The real life version: Only there was a real Zodiac killer, wasn’t there? And s/he was never caught. The killer claimed numerous killings to their own name, taunted the police with incredibly complex code and cypher, even dropping hints about the next killings. Was it a very clever scam artist? An actual killer? A series of people? We will never know.

8: The movie: Eaten Alive

The fake monster: An insane hotel owner wants to get away with all sorts of things, and nobody will stand in his way. As he descends into madness and turns on each and every person who seems to have slighted him, he kills them and feeds them to his pet alligator.
The real life version: A man named Joe Ball owned a little bar in a tiny Texas town. And out back he kept an alligator pit. I’m sure you can see where this is going. Joe was found guilty of murdering 20 women, but the bodies were nowhere to be found. When the police approached Joe he shot himself before they could ask him any questions, but a handyman who worked for him located two of the bodies. The rest would have been long since gone…

9: The movie: Wolf Creek

The fake monster: A serial killer stalks and investigates backpacking tourists on the Western Australian roads and, under the guise of helping them find their way, kidnaps, tortures and kills them.
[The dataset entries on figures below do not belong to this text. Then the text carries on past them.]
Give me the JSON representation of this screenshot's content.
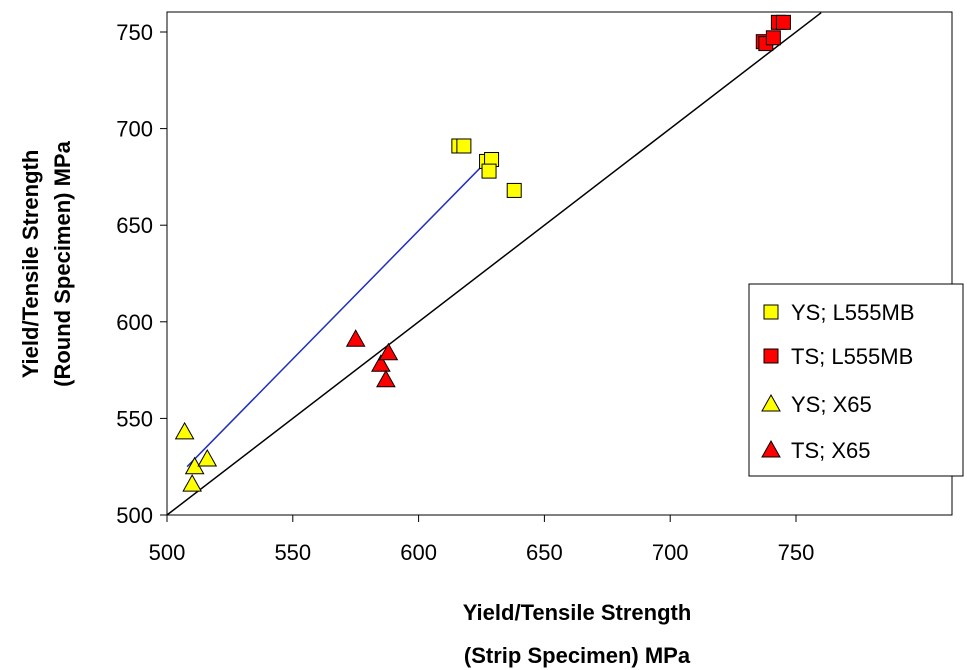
{
  "chart_data": {
    "type": "scatter",
    "xlabel": [
      "Yield/Tensile Strength",
      "(Strip Specimen) MPa"
    ],
    "ylabel": [
      "Yield/Tensile Strength",
      "(Round Specimen) MPa"
    ],
    "xlim": [
      500,
      750
    ],
    "ylim": [
      500,
      750
    ],
    "x_ticks": [
      "500",
      "550",
      "600",
      "650",
      "700",
      "750"
    ],
    "y_ticks": [
      "500",
      "550",
      "600",
      "650",
      "700",
      "750"
    ],
    "grid": false,
    "legend_position": "right",
    "series": [
      {
        "name": "YS; L555MB",
        "marker": "square",
        "color": "#FFFF00",
        "points": [
          [
            616,
            691
          ],
          [
            618,
            691
          ],
          [
            627,
            683
          ],
          [
            629,
            684
          ],
          [
            628,
            678
          ],
          [
            638,
            668
          ]
        ]
      },
      {
        "name": "TS; L555MB",
        "marker": "square",
        "color": "#FF0000",
        "points": [
          [
            737,
            745
          ],
          [
            738,
            744
          ],
          [
            741,
            747
          ],
          [
            743,
            755
          ],
          [
            745,
            755
          ]
        ]
      },
      {
        "name": "YS; X65",
        "marker": "triangle",
        "color": "#FFFF00",
        "points": [
          [
            507,
            543
          ],
          [
            511,
            525
          ],
          [
            516,
            529
          ],
          [
            510,
            516
          ]
        ]
      },
      {
        "name": "TS; X65",
        "marker": "triangle",
        "color": "#FF0000",
        "points": [
          [
            575,
            591
          ],
          [
            585,
            578
          ],
          [
            588,
            584
          ],
          [
            587,
            570
          ]
        ]
      }
    ],
    "lines": [
      {
        "color": "#000000",
        "from": [
          500,
          500
        ],
        "to": [
          760,
          760
        ]
      },
      {
        "color": "#2030C0",
        "from": [
          508,
          525
        ],
        "to": [
          627,
          683
        ]
      }
    ]
  }
}
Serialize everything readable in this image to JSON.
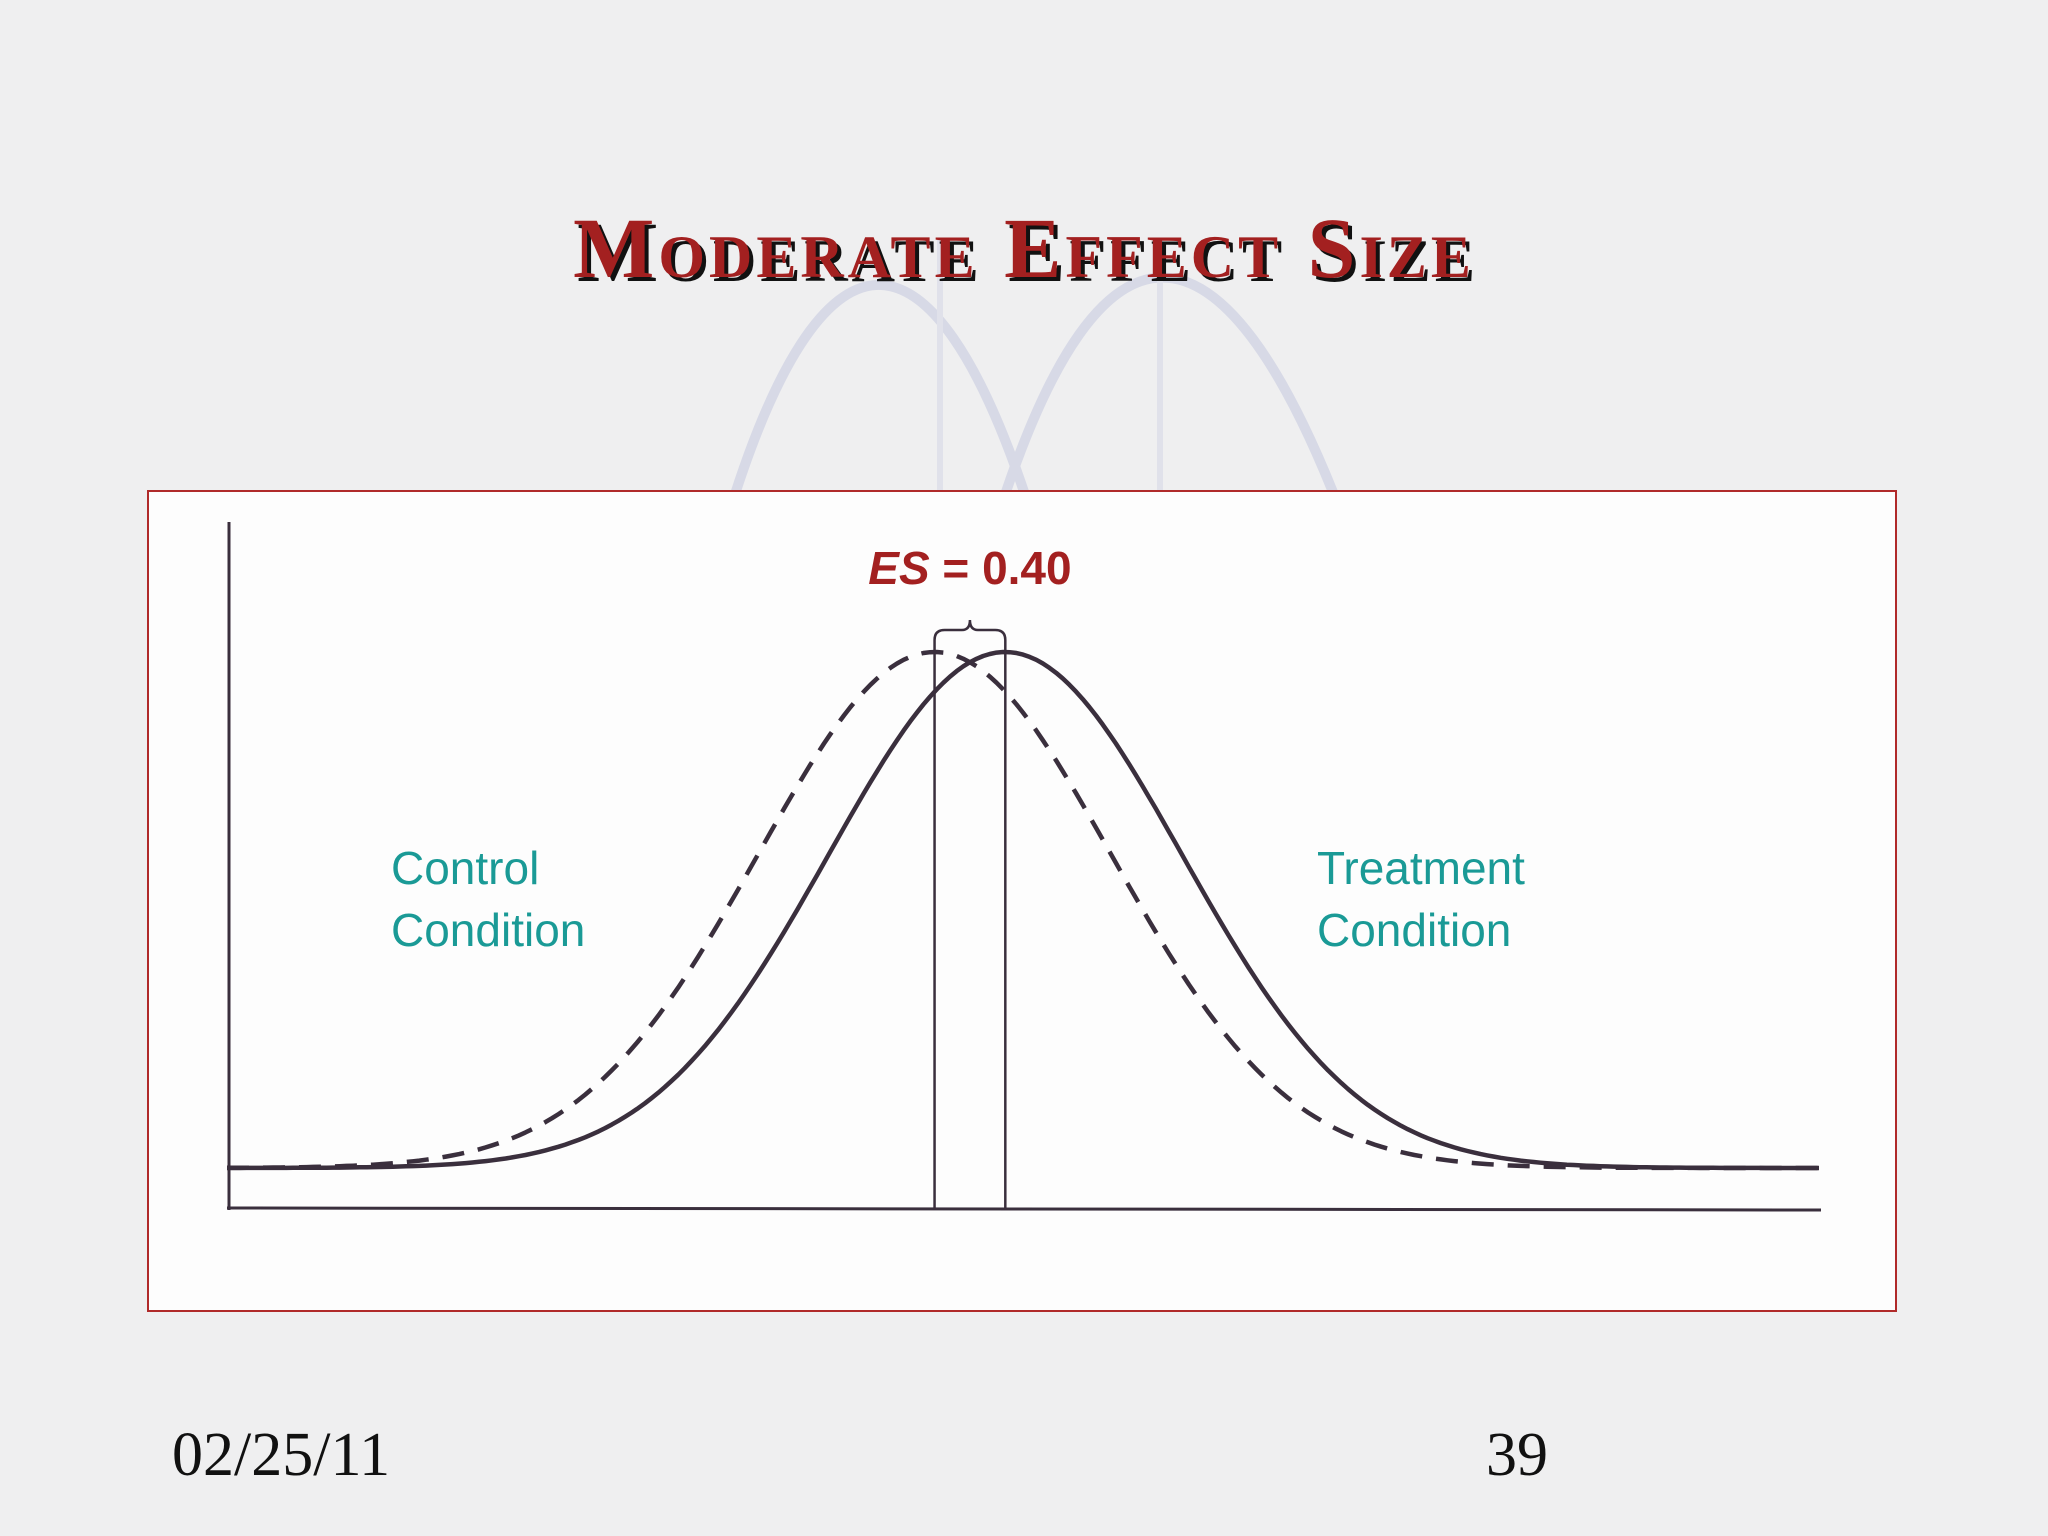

His house is full of mementos from every person he has kidnapped and killed.
The real life version: The killer is based off two separate real life serial killers. Ivan Milat, a second generation Croatian immigrant to Australia, found foreign backpackers who he kidnapped, tortured and killed. Over a decade later, Bradley John Murdoch followed in Milat’s footsteps, first abducting and raping people before finally kidnapping and killing Peter Falconio, a British tourist who was backpacking through the outback. We think the message here is: don’t backpack through Western Australia.

10: The movie: Primeval

The fake monster: A couple of American news agents set off deep into Burundi in order to find a man-eating crocodile to run a report on it. It turns out the crocodile is real… and a twenty five foot long prehistoric type of beast that has a healthy appetite for human flesh.
The real life version: Yes, there really is a giant crocodile in Burundi that eats people. His name is Gustave and he is a mere twenty feet long and around sixty five years old! Gustave has a bit of a taste for human flesh and will happily chow down on anyone small enough for him. Which would be most people. Unsurprisingly, he has eaten over 300 people in his life.